An “expectation of failure or disappointment” drives people to sue, he said, adding that a strong discussion — sometimes a difficult discussion —  can break that cycle. 

“One thing we spent a lot of time and energy on with our associates is helping them to set reasonable, realistic expectations with family members,” Solomon said, adding that Silverado uses informed consent through a risk advisory document that everyone signs at move-in. The process is similar to what the community does with falls, she said.

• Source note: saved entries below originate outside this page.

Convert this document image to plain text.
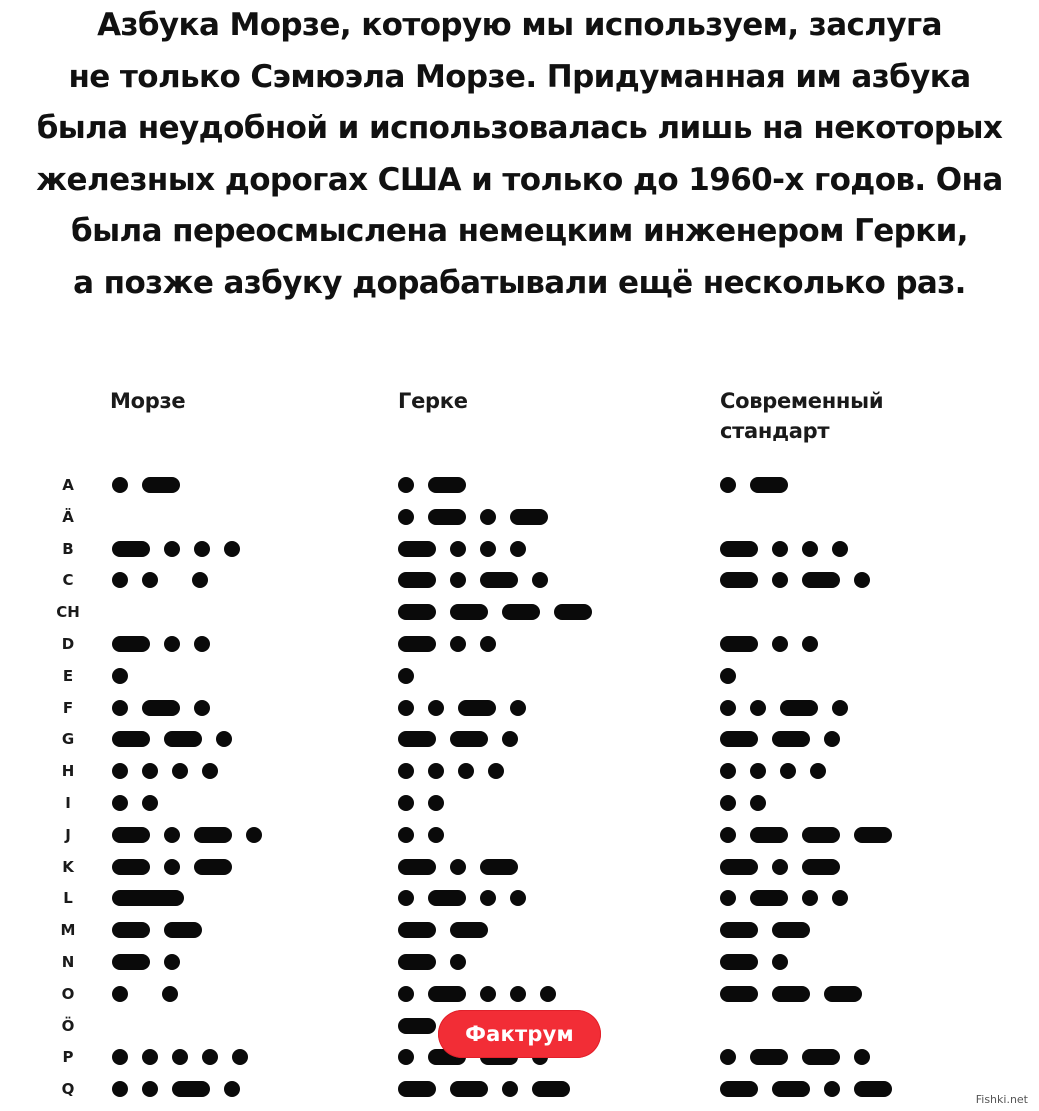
Азбука Морзе, которую мы используем, заслуга
не только Сэмюэла Морзе. Придуманная им азбука
была неудобной и использовалась лишь на некоторых
железных дорогах США и только до 1960-х годов. Она
была переосмыслена немецким инженером Герки,
а позже азбуку дорабатывали ещё несколько раз.
Морзе	Герке	Современный
стандарт
A
Ä
B
C
CH
D
E
F
G
H
I
J
K
L
M
N
O
Ö
P
Q
Фактрум
Fishki.net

“We are educating them with a realistic look at what the residential setting is, the benefits and risks,” Solomon said. “We made it a priority.”

Ninety-five percent of residents or families sign and return the document, she said. 

One of the overarching themes in actions related to COVID-19, Clayton said, are allegations from families that they were not notified of an infection in the building. In her experience, however, “Throughout the pandemic, providers have done a phenomenal job of communicating. I’ve never seen the industry step up as much as they have, really taking the time to give constant updates and communication to staff, residents and family members across the board.” She said she hopes that communication continues when the pandemic ends.


Attestations are formal documents that verify a discussion or presentation about inherent risks. They are commitments that people are willing to affirm that they will follow whatever guidance they are being asked to follow, Graham said. 

For litigation, in theory, signing an attestation and then not following the rules is impeachment. Graham called it a way to break the cycle of people seeking legal remedies and an additional incentive to say “we’re all in this together.” 

Attestations, Clayton said, show that processes are in place and that there are expectations for behavior. They help build trust in relationships so that residents and families understand the culture, mindset and expectations. 


The Public Readiness and Emergency Preparedness Act is a federal public health law that provides immunity for injury caused by a covered countermeasures, except in cases of willful misconduct.

Clayton said that, in her experience, providers are asking how the PREP Act is going to apply or how it applies to specific claims. U.S. Department of Health and Human Services guidance on the PREP Act has evolved with the breadth of the pandemic and in response to narrow readings by federal judges.

With little case law available on the PREP Act in the context of COVID-19, Graham called the act an uncharted area that the courts are trying to understand. He said it’s not routine administrative law nor tort reform, but it’s something necessary as part of the social contract to keep people “motivated and moving and manufacturing without fear of liability.”

“This is a federal crisis. We want federal judges to administer the act in a uniform way,” Graham said. “The big issue I think HHS is perceiving is that with inconsistent application of the law and the declaration, we could end up hurting our ability to respond not only to this emergency but the next one.”